Furthermore, as shown in the examples, the present invention can be applied to finishing reduction of high alloy steel powder, and the applications of the present invention are truly wide-ranging.

In particular, when using a method using high-frequency induction heating, refractory oxides are deoxidized in a short time at high temperatures, and the amount of carbon in the powder can be reduced, making it suitable for the final reduction of any iron-based powder. There is.

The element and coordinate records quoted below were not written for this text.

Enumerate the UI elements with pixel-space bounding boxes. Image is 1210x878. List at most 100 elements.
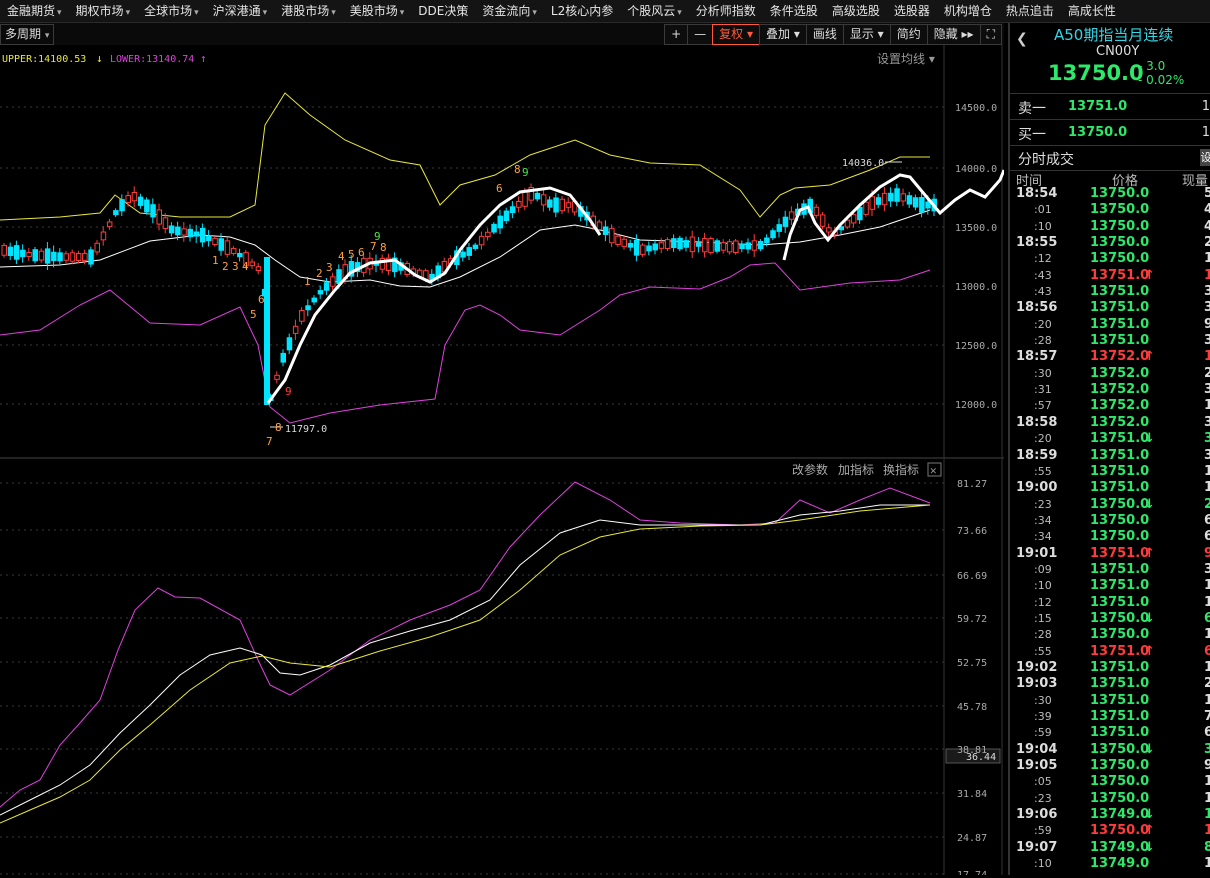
arrow-up-icon: ↑ — [1144, 349, 1155, 365]
sub-y-tick: 73.66 — [957, 526, 987, 537]
trade-volume: 4 — [1204, 218, 1210, 234]
chevron-left-icon[interactable]: ❮ — [1016, 31, 1028, 47]
add-indicator-button[interactable]: 加指标 — [838, 462, 874, 477]
trades-header: 时间 价格 现量 — [1010, 171, 1210, 189]
candle-body — [32, 249, 38, 262]
chart-area[interactable]: UPPER:14100.53 ↓ LOWER:13140.74 ↑ 设置均线 ▾… — [0, 45, 1006, 878]
candle-body — [212, 237, 218, 245]
menu-item-3[interactable]: 沪深港通 ▾ — [206, 0, 275, 22]
trade-price: 13750.0 — [1090, 512, 1150, 528]
trade-row: 19:04 13750.0 ↓ 3 — [1010, 742, 1210, 758]
menu-item-9[interactable]: 个股风云 ▾ — [620, 0, 689, 22]
chevron-down-icon: ▾ — [194, 8, 199, 18]
trade-volume: 1 — [1204, 251, 1210, 267]
change-params-button[interactable]: 改参数 — [792, 462, 828, 477]
menu-item-label: 美股市场 — [349, 4, 398, 18]
candle-body — [609, 228, 615, 244]
draw-line-button[interactable]: 画线 — [805, 24, 844, 45]
trade-volume: 3 — [1204, 333, 1210, 349]
trade-volume: 1 — [1204, 823, 1210, 839]
lower-band-line — [0, 262, 931, 424]
td-count-label: 6 — [496, 182, 503, 195]
menu-item-13[interactable]: 选股器 — [887, 0, 937, 22]
menu-item-11[interactable]: 条件选股 — [763, 0, 825, 22]
trade-row: :10 13750.0 4 — [1010, 219, 1210, 235]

[Brief explanation of drawings]

Figure 1 shows the decarburization rate, deoxidation rate, and residual C in an example of the present invention.
A graph showing the relationship between the amount of SiO2, the amount of residual O, and the average degree of vacuum during heating.
FIG. 3 is a graph showing the relationship between the amount and the average degree of vacuum during heating, and FIG. 3 is a graph showing the relationship between the ΔC/ΔO molar ratio and the C/O molar ratio of the powder material.

Claims (1)

[Claims] 1. Pure iron-based powder or iron-based raw material powder of iron alloy-based powder containing oxides of iron alloy elements is alloyed with carbon in advance, or a liquid or powdered carbon source is added and mixed. The oxygen content of the raw material powder is 4.0% by weight or less and the C/O molar ratio of this raw material powder is within the range of 0.7 to 2.0, and these raw material powders are heated under a degree of vacuum with an average pressure of 100 Torr or less. Deoxidation is performed at the same time as decarburization by heating within the final reduction temperature range of 750 to 1400°C,
Oxygen content is less than 0.20% by weight and carbon content is 0
．． A method for producing a low-oxygen, low-carbon iron-based powder, characterized in that less than 30% by weight of iron-based powder is obtained.